Derrick Pieper Bardales stand 40 Minuten im Stau. Er fährt in seinem Bus nach Stuttgart, zeigt seinen Pass. „Es ist gut, dass der Staat das so entschieden hat“, sagt er, trotz des Zeitverlustes. „Aber was soll man machen.“ Am Nachmittag werden hier Flüchtlinge zu Fuß über die Grenze kommen.
In Bussen zur Registrierung
Die Menschen vom Bahnhof Freilassing werden in Bussen zur Registrierungsstelle gefahren, eskortiert von Polizei. Schlafen sollen sie in einer Turnhalle. Ali Achmid wartet hinter der Absperrung auf den Bus. Man kann jetzt nicht mehr mit ihm reden, die Polizisten lassen ihn nicht durch.

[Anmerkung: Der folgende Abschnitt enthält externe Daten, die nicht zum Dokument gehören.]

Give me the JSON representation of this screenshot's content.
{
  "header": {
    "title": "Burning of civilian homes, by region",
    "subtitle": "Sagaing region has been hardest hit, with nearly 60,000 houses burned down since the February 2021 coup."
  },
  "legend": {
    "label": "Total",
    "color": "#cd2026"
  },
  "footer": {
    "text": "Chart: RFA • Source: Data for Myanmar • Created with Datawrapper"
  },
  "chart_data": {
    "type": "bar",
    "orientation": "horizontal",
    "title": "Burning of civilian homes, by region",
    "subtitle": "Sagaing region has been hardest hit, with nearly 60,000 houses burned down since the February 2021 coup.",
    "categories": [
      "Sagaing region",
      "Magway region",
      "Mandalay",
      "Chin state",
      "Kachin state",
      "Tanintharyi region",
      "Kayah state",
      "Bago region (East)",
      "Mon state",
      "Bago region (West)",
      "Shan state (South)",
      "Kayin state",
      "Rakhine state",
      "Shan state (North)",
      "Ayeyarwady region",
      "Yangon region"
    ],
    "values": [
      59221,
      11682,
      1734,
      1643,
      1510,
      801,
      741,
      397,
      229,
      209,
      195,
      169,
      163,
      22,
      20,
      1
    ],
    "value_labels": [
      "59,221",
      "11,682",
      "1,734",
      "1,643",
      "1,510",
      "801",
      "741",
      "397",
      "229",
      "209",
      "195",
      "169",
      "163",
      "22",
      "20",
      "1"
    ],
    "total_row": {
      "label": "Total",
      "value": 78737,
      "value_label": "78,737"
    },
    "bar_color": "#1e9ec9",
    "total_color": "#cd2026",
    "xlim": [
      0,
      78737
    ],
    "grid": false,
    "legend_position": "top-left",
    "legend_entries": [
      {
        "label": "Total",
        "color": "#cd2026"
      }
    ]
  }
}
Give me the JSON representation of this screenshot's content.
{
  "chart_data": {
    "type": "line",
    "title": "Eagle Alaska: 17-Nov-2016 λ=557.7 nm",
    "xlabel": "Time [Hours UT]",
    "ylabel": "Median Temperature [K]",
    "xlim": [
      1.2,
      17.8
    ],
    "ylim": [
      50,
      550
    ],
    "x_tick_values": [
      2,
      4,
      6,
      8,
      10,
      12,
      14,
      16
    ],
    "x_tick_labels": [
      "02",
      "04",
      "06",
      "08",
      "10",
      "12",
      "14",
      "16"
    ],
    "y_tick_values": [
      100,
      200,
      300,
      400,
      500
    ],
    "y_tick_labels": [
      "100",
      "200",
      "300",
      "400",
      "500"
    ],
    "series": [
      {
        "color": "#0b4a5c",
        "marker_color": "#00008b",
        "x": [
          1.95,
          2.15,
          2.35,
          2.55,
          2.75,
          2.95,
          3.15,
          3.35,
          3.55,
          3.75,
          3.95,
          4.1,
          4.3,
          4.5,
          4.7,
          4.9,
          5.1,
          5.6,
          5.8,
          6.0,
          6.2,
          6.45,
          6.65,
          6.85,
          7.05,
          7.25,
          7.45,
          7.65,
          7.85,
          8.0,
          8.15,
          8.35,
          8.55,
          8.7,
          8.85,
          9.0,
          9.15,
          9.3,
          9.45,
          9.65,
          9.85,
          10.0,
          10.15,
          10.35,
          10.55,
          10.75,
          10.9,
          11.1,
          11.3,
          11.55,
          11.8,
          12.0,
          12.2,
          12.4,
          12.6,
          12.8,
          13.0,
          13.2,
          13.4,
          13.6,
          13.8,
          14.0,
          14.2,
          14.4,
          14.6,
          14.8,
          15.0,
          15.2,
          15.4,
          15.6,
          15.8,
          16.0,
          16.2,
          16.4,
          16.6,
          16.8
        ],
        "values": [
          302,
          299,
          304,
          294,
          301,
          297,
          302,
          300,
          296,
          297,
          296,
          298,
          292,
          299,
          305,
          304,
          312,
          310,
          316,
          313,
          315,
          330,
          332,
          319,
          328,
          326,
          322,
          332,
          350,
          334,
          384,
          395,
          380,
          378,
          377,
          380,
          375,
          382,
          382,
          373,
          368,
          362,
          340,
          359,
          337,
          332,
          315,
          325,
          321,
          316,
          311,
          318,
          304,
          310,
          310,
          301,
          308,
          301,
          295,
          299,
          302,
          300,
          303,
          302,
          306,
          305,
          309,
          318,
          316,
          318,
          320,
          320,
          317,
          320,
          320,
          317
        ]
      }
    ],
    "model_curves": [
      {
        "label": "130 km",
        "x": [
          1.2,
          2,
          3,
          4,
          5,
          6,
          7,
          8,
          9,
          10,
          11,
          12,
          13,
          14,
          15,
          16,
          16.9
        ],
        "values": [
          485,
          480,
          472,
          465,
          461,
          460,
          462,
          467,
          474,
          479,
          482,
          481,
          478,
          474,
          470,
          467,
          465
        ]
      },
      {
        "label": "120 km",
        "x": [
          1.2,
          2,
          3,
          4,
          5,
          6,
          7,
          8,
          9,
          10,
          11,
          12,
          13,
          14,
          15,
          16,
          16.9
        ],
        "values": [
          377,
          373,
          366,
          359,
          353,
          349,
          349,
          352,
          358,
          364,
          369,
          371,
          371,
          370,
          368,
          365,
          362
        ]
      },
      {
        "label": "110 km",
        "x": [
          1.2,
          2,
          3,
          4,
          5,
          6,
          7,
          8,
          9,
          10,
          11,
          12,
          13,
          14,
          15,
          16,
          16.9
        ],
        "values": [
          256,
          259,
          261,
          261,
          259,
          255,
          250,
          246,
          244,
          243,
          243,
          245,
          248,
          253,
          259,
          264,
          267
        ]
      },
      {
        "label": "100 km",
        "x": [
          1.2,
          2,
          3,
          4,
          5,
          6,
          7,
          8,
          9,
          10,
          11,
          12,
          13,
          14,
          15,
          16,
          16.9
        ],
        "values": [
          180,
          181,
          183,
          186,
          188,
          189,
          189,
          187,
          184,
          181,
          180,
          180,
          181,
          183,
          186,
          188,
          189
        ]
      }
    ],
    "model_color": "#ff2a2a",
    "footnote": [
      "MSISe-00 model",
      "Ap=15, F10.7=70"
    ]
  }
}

Die haben jetzt Verstärkung aus Hamburg durch 90 Kollegen, die am Sonntag nach dem Einsatz bei einer rechten Demo neun Stunden durch die Nacht angereist waren. Wo sie heute schlafen, wissen sie noch nicht. Betten für 90 Mann? Das könnte auch für sie eine Turnhalle werden.
In Salzburg heißt es auf der Bahnhofsanzeige: „Deutschland hat den Zugverkehr von Österreich nach Deutschland über Freilassing gestoppt. Die Weiterbeförderung ist mit Zügen nicht mehr möglich.“ Vormittags fuhren sie, am Nachmittag wieder nicht. Stündlich ändern sich die Regeln. Die Deutschen scheinen sich nicht sicher zu sein, welche Strategie die beste ist.